The arguments for assisted dying centre primarily on the support of a person's autonomous decision to end their life. It is proposed that if someone, usually, but not exclusively, a person near the end-of-life, has unbearable symptoms or distress and feels that their quality of life is poor, they should be able to ask for an assisted death. However, for any autonomous decision the person needs to be adequately informed and must be able to take the competent decision without coercion. These factors may not always be easily assessed and even in the Netherlands only a proportion – about one-third– of people requesting euthanasia receive an assisted death. The physician may be unclear as to whether alternative treatments are available and have been considered or whether the decision has not been adequately informed (ten Have and Welie, 2005). Evidence from the Netherlands has shown that doctors still exercise power over patients, and by refusing their request they are restricting their exercise of their autonomy.
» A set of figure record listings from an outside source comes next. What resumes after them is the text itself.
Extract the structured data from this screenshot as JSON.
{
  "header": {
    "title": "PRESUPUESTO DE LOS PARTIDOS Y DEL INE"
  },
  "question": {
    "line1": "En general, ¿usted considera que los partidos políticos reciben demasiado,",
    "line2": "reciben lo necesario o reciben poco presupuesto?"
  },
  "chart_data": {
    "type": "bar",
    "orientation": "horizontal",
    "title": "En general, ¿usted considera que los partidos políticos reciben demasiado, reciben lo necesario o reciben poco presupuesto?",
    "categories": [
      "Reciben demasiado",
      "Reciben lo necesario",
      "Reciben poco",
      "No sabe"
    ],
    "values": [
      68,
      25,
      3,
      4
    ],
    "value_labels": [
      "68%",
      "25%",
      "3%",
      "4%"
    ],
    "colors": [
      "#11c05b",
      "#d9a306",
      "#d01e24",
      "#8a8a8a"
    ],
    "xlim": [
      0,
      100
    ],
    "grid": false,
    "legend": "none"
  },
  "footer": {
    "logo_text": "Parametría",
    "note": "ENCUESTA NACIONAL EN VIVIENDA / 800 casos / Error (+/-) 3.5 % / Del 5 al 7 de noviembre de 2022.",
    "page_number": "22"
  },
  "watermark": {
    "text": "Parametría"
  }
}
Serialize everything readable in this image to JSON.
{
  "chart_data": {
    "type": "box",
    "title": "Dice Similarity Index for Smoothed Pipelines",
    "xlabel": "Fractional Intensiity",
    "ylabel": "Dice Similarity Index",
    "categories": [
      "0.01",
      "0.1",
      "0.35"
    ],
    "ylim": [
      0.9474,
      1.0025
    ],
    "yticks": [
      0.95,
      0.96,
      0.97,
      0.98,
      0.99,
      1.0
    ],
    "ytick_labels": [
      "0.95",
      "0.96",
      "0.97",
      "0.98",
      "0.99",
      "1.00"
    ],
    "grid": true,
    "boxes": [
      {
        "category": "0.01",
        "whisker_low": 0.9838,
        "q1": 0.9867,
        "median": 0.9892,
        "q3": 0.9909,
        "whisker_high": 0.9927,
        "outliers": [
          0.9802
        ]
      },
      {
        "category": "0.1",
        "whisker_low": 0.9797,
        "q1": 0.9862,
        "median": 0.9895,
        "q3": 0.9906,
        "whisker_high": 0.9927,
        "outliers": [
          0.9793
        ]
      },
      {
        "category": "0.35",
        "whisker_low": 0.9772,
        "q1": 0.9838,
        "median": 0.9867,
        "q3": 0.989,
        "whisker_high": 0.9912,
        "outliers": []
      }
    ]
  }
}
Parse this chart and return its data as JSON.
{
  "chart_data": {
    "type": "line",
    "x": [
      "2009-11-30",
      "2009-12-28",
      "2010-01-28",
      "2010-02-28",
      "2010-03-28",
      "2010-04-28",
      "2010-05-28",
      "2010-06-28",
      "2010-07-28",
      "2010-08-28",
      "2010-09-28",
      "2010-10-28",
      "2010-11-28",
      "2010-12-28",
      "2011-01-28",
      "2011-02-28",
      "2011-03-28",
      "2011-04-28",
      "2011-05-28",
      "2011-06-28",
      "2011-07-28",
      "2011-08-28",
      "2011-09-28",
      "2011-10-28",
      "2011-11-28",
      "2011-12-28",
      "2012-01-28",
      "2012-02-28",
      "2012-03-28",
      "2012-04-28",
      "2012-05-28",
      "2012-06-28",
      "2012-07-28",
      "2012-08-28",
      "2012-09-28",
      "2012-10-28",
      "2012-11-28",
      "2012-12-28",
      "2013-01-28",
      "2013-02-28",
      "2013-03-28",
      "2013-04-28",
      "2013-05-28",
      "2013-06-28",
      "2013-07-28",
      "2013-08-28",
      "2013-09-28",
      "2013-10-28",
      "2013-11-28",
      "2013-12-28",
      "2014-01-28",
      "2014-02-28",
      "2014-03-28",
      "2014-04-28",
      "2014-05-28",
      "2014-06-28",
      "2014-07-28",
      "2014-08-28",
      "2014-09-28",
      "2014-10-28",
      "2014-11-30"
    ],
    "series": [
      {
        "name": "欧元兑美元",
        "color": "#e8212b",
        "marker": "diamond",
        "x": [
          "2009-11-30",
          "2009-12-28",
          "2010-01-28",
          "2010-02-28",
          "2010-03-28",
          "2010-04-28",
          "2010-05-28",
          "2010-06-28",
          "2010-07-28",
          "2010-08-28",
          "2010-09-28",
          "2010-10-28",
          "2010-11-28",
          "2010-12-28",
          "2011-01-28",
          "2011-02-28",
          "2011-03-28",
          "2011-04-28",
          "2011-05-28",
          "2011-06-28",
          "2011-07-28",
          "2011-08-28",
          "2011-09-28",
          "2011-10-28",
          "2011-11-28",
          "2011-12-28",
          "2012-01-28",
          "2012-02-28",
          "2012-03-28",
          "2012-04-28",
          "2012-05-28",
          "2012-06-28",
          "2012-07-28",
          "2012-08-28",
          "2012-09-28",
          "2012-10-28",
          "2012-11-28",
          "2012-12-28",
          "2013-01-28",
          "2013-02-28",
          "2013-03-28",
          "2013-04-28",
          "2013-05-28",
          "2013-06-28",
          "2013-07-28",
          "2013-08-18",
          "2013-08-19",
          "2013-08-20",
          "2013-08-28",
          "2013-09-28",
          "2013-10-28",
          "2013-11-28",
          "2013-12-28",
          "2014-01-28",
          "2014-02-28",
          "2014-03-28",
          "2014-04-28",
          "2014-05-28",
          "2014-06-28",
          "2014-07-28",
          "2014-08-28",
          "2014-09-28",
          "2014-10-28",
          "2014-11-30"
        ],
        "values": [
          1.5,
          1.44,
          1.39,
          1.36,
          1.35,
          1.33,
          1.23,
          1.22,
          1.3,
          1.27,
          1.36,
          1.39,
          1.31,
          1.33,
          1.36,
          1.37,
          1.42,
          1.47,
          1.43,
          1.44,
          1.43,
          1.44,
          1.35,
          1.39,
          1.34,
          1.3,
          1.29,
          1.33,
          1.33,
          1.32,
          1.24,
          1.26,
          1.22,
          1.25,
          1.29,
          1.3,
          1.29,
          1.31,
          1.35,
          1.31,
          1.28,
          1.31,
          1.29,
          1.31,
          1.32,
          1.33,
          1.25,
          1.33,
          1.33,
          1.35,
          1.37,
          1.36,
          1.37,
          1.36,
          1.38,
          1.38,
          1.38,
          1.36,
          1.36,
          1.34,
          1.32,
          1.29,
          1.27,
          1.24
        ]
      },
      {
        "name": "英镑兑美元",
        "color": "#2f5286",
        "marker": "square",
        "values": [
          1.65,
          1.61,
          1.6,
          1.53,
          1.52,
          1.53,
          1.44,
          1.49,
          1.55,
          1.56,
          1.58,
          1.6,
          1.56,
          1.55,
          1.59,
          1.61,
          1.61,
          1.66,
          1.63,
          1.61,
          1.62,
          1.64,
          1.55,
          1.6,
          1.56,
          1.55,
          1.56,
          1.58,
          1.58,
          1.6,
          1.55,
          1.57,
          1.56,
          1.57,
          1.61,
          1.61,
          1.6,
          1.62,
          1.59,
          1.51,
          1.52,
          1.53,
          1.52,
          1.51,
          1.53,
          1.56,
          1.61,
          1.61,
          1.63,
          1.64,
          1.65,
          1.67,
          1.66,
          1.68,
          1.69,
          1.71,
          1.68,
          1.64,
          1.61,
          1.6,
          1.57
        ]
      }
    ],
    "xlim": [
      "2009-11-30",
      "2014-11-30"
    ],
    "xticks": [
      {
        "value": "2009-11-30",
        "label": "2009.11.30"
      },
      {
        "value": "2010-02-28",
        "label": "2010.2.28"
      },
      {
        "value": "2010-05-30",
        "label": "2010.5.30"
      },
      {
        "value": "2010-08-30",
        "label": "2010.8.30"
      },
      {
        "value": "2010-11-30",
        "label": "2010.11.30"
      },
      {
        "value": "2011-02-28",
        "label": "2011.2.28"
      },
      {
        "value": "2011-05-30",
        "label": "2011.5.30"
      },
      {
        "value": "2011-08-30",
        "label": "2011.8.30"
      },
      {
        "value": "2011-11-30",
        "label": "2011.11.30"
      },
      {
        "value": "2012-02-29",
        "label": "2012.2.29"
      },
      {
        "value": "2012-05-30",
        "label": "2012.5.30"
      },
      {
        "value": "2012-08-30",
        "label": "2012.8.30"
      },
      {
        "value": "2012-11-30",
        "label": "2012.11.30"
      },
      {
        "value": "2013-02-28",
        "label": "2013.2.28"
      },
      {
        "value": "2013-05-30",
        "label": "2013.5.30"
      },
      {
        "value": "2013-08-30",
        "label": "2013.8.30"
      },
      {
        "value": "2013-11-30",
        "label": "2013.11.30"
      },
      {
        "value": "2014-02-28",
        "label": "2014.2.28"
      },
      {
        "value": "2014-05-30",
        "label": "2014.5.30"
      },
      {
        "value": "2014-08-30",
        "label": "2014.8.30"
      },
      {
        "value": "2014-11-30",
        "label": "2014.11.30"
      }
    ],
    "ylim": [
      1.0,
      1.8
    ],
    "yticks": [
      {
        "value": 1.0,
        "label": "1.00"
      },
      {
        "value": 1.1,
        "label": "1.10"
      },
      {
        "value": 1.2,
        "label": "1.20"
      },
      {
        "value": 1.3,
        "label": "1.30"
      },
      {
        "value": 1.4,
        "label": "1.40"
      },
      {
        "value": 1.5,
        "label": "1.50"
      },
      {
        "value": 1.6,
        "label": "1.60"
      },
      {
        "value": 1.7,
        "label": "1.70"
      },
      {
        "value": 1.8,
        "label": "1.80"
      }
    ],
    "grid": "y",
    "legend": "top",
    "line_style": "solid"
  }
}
It has been argued that there is even greater medicalisation of medically procured deaths (ten Have and Welie, 2005).

All these areas are hotly disputed. It is, however, important to hear the request and the feelings behind it. A request for death may be an expression of fear, of being ‘kept alive’ by technological treatments, or an expression of depression, which could respond to treatment. More rarely it may be an expression of despair and loss, or fear of loss, of dignity. The evidence from Oregon is that the majority of people requesting PAS are white, male, more highly educated and often in managerial roles, who are finding the reduction in control of their lives difficult and are looking for control over their deaths (Ganzini et al, 2000). This is a small group for whom there may be no easy way of reducing their distress and anxieties. However, whether this justifies assisted death being made more widely available, with the risks to the more vulnerable, is debatable. Once death is seen as a ‘moral good’ – when death is considered to be in the patient's best interest as the distress is untenable and the quality of life unbearable – the care of dying people changes dramatically. Suffering is no longer seen as a normal part of our humanity and living, and death is seen as a preferable action to coping and trying to alleviate the suffering.

The very ill are often vulnerable. Someone whose condition is deteriorating and is coming to the end of their life may feel that death is an easier option – to eliminate the risk of pain, to stop the burden on the family, or to resolve their depression. In the Netherlands, it is now possible to receive assisted death for severe depression or even feelings of ‘meaninglessness of life’ in old age (ten Have and Welie, 2005). Disabled or abnormal infants have been assisted in dying – when no competent decision could be given. Although there is little evidence from the official figures of an increase in the numbers of assisted deaths in the Netherlands, there is however, concern that the proportion of cases reported to the authorities is reducing and many go unreported.

Palliative care can offer much to patients and their families, involving the physical, psychosocial and spiritual aspects of care of both patient and family. It becomes even more imperative to ensure that patients are able to access care from a specialist multidisciplinary team. Most requests for assisted dying can be resolved with good communication, understanding and symptom control. There may still be a small number of people who find the fears or reality of indignity too much and who may then ask for assisted dying. This is a decision that will be taken by society in general, who need to be adequately informed of the issues, and all health care professionals need to consider how to respond both individually and collectively.